Au grand désappointement du jeune homme, le voyageur sortit des cigares de sa poche et en alluma un, après en avoir offert à son compagnon, puis à Eusèbe, qui avait refusé.

—Vous ne fumez pas, jeune homme? demanda-t-il.

—Non, monsieur.

—Bah! Quel âge avez-vous donc?

—Vingt-un ans passés.

—Vingt-un ans! et vous ne fumez pas? Mais d'où diable sortez-vous, mon jeune ami?

—Je sors de la Capelette, un domaine, près de Saint-Brice, en Limousin; je vais à Paris pour m'instruire, et je ne saurais être votre ami, puisque je vous vois pour la première fois.

—Ne vous fâchez pas, jeune homme; je n'ai pas dit cela pour vous blesser.

—Je le sais, dit Eusèbe; au contraire, vous m'offriez votre tabac roulé. Je vous suis reconnaissant.

—Ah! vous êtes du pays de M. de Pourceaugnac? demanda le voyageur qui n'avait pas encore parlé.

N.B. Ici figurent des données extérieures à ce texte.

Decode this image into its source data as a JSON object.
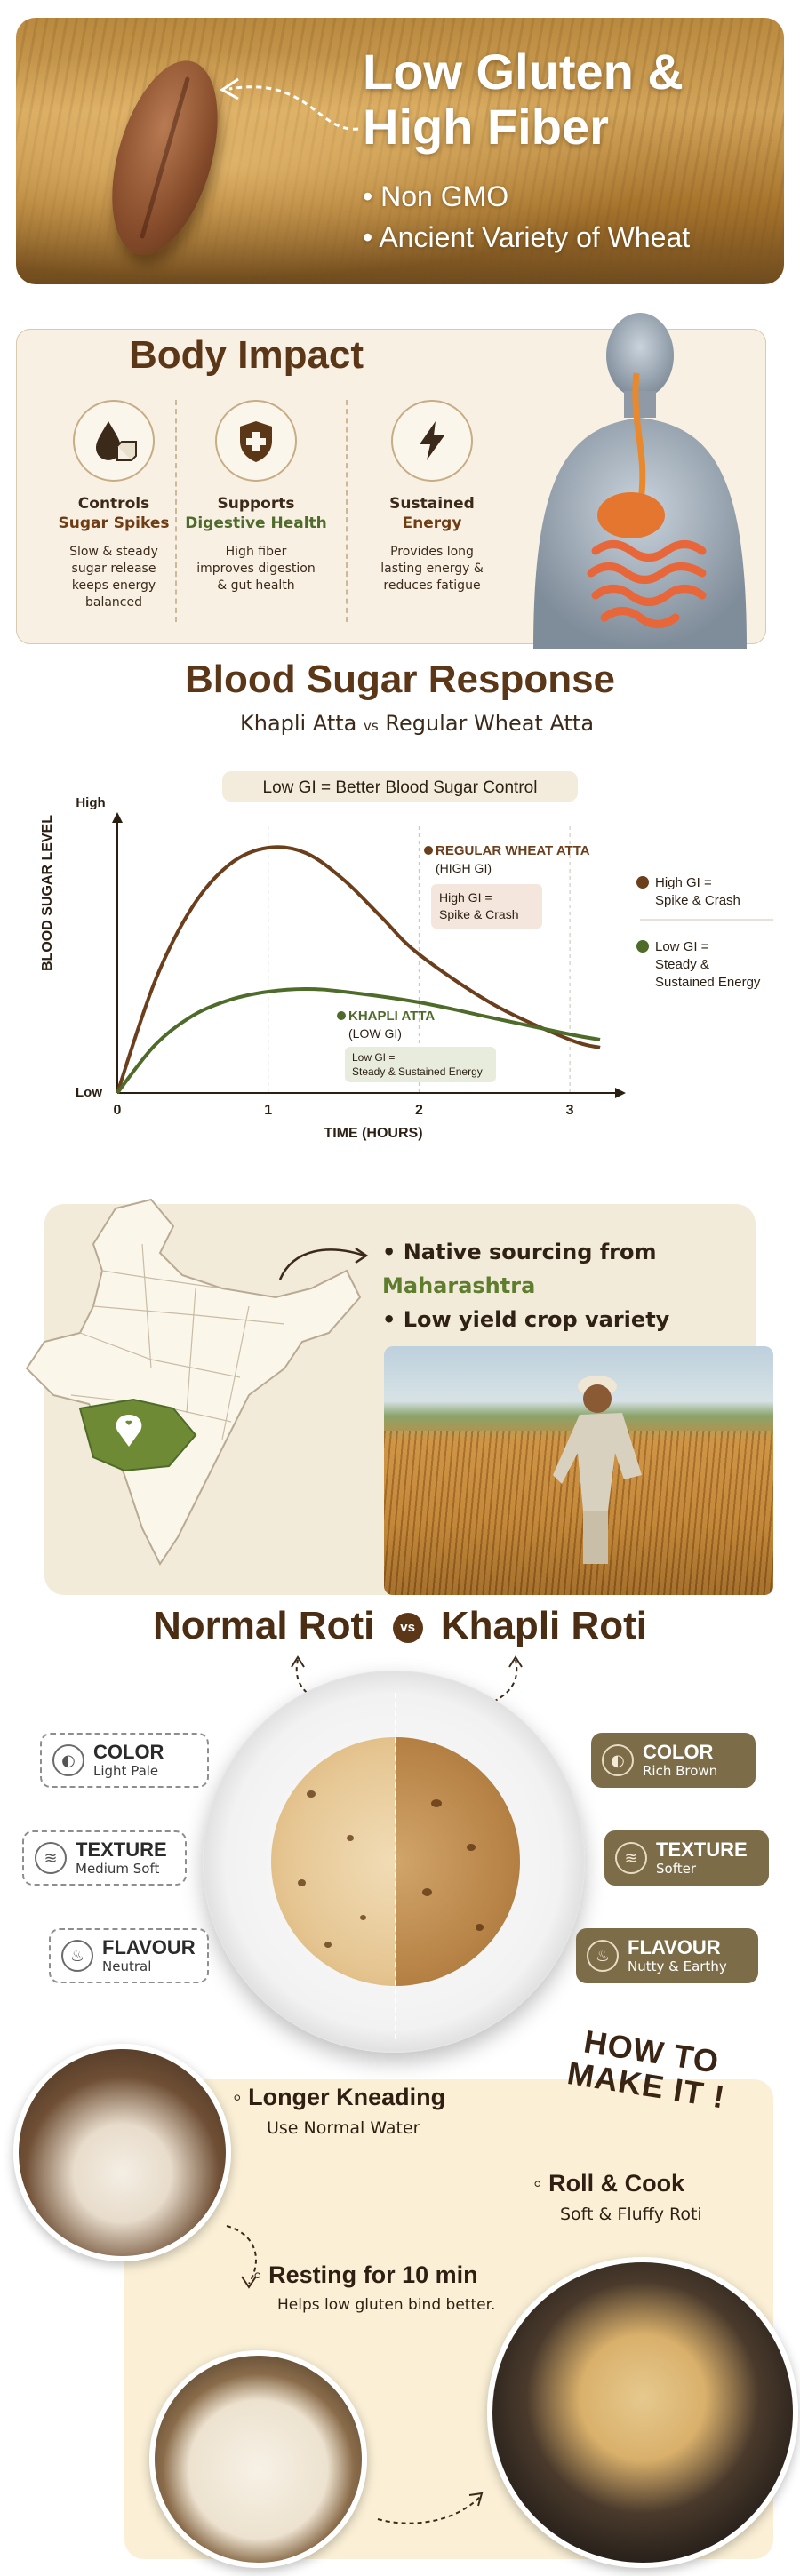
{
  "hero": {
    "title_line1": "Low Gluten &",
    "title_line2": "High Fiber",
    "points": [
      "Non GMO",
      "Ancient Variety of Wheat"
    ]
  },
  "body_impact": {
    "title": "Body Impact",
    "items": [
      {
        "icon": "sugar-drop-icon",
        "head_line1": "Controls",
        "head_line2": "Sugar Spikes",
        "desc_lines": [
          "Slow & steady",
          "sugar release",
          "keeps energy",
          "balanced"
        ]
      },
      {
        "icon": "shield-plus-icon",
        "head_line1": "Supports",
        "head_line2": "Digestive Health",
        "desc_lines": [
          "High fiber",
          "improves digestion",
          "& gut health"
        ]
      },
      {
        "icon": "lightning-icon",
        "head_line1": "Sustained",
        "head_line2": "Energy",
        "desc_lines": [
          "Provides long",
          "lasting energy &",
          "reduces fatigue"
        ]
      }
    ]
  },
  "blood_sugar": {
    "title": "Blood Sugar Response",
    "subtitle_left": "Khapli Atta",
    "subtitle_vs": "vs",
    "subtitle_right": "Regular Wheat Atta"
  },
  "chart_data": {
    "type": "line",
    "title": "Low GI = Better Blood Sugar Control",
    "xlabel": "TIME (HOURS)",
    "ylabel": "BLOOD SUGAR LEVEL",
    "x_ticks": [
      "0",
      "1",
      "2",
      "3"
    ],
    "y_ticks": [
      "Low",
      "High"
    ],
    "xlim": [
      0,
      3.3
    ],
    "ylim": [
      0,
      1
    ],
    "grid": "dashed vertical",
    "legend_position": "right",
    "series": [
      {
        "name": "REGULAR WHEAT ATTA",
        "label_sub": "(HIGH GI)",
        "color": "#6b3e1c",
        "x": [
          0,
          0.25,
          0.5,
          0.75,
          1.0,
          1.25,
          1.5,
          1.75,
          2.0,
          2.5,
          3.0,
          3.2
        ],
        "y": [
          0.0,
          0.42,
          0.7,
          0.86,
          0.92,
          0.9,
          0.8,
          0.66,
          0.52,
          0.33,
          0.2,
          0.17
        ],
        "callout": "High GI = Spike & Crash"
      },
      {
        "name": "KHAPLI ATTA",
        "label_sub": "(LOW GI)",
        "color": "#4e6b2a",
        "x": [
          0,
          0.25,
          0.5,
          0.75,
          1.0,
          1.25,
          1.5,
          2.0,
          2.5,
          3.0,
          3.2
        ],
        "y": [
          0.0,
          0.18,
          0.29,
          0.35,
          0.38,
          0.39,
          0.38,
          0.34,
          0.28,
          0.22,
          0.2
        ],
        "callout": "Low GI = Steady & Sustained Energy"
      }
    ],
    "legend": [
      {
        "label_line1": "High GI =",
        "label_line2": "Spike & Crash",
        "color": "#6b3e1c"
      },
      {
        "label_line1": "Low GI =",
        "label_line2": "Steady &",
        "label_line3": "Sustained Energy",
        "color": "#4e6b2a"
      }
    ]
  },
  "sourcing": {
    "point1_prefix": "Native sourcing from",
    "point1_accent": "Maharashtra",
    "point2": "Low yield crop variety",
    "accent_color": "#5e7d2d"
  },
  "roti": {
    "title_left": "Normal Roti",
    "vs": "vs",
    "title_right": "Khapli Roti",
    "normal": [
      {
        "icon": "color-swatch-icon",
        "head": "COLOR",
        "sub": "Light Pale"
      },
      {
        "icon": "texture-icon",
        "head": "TEXTURE",
        "sub": "Medium Soft"
      },
      {
        "icon": "flavour-icon",
        "head": "FLAVOUR",
        "sub": "Neutral"
      }
    ],
    "khapli": [
      {
        "icon": "color-swatch-icon",
        "head": "COLOR",
        "sub": "Rich Brown"
      },
      {
        "icon": "texture-icon",
        "head": "TEXTURE",
        "sub": "Softer"
      },
      {
        "icon": "flavour-icon",
        "head": "FLAVOUR",
        "sub": "Nutty & Earthy"
      }
    ]
  },
  "howto": {
    "title_line1": "HOW TO",
    "title_line2": "MAKE IT !",
    "steps": [
      {
        "head": "Longer Kneading",
        "sub": "Use Normal Water"
      },
      {
        "head": "Roll & Cook",
        "sub": "Soft & Fluffy Roti"
      },
      {
        "head": "Resting for 10 min",
        "sub": "Helps low gluten bind better."
      }
    ]
  }
}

—Je ne le connais pas, répondit Eusèbe; mon père et moi vivions fort retirés.

—Il est à mettre sous verre! s'écria le fumeur; il faut le faire encadrer. Comment, jeune homme, vous ne connaissez pas le plus gai des héros de Molière?

—Je ne suis jamais sorti de la Capelette, monsieur, et ma condition ne me permet point de connaître des héros. J'ignore même où Molière se trouve situé.

Les deux voyageurs partirent d'un immense éclat de rire.

—Messieurs, dit Eusèbe, lorsque l'hilarité de ses voisins eut cessé, vous vous moquez de moi parce que je suis ignorant, ce n'est point une bonne action, je vous assure. Vous m'avez indiscrètement questionné, j'ai répondu; je pouvais me taire. Remarquez, je vous prie, que vous vous êtes occupés de mes affaires, et que je ne me mêlais pas des vôtres. Je ne vous ai demandé ni d'où vous veniez, ni qui vous étiez; lorsque vous avez ri de moi, j'aurais pu vous jeter par les fenêtres; je ne l'ai pas fait.

—Par les fenêtres! Comme vous y allez, mon cher monsieur.

—Je l'aurais pu certainement, dit Eusèbe avec simplicité.

—Permettez, reprit le second voyageur; nous n'avons pas voulu vous être désagréables. Vous avez la tête trop près du bonnet. J'ai l'habitude de voyager beaucoup; voici dix ans que mon ami et moi nous courons les routes. Chaque fois que nous nous trouvons en compagnie, nous demandons, comme cela se fait, d'où on vient et où l'on va. Ça fait passer le temps, et ça ne fait de mal à personne.

—Ne voyagez-vous que pour cela? demanda Eusèbe.

—Quelle plaisanterie! Nous sommes voyageurs de commerce, nous représentons deux des premières maisons de Paris.

—Quelle que soit ma simplicité, répondit le Limousin, je pense qu'il n'y a pas à Paris de premières maisons, et qu'il ne saurait y en avoir; puisque aussi bien les premières en arrivant du nord, sont les dernières quand on vient du sud.

On arrivait à Paris. En descendant du wagon, Martin le fils entendit l'un de ses voisins dire à l'autre:

—Je crois que ce gaillard-là nous a fait poser.

Sa valise à la main, Eusèbe sortait de la gare, lorsqu'un cocher lui cria:

—Voilà, bourgeois! Où faut-il vous conduire? où allez-vous, mon bourgeois?

—Je ne sais, répondit Eusèbe!

—Ce n'est pas moi qui vous le dirai.

—Je ne vous l'ai pas demandé.

—Eh! dites donc, vous autres! ce monsieur qui ne sait pas où il va; en voilà une bonne!

—De quoi vous mêlez-vous?

—Vas donc, fainéant, tu n'as pas le sou.

Le provincial allait répondre, lorsque le cocher, auquel un voyageur venait de faire signe, s'éloigna rapidement.

—Voici un peuple qui me paraît assez mal entendre les lois de l'hospitalité! pensa le fils de M. Martin; il vous interpelle pour vous insulter; qu'est-ce que cela veut dire?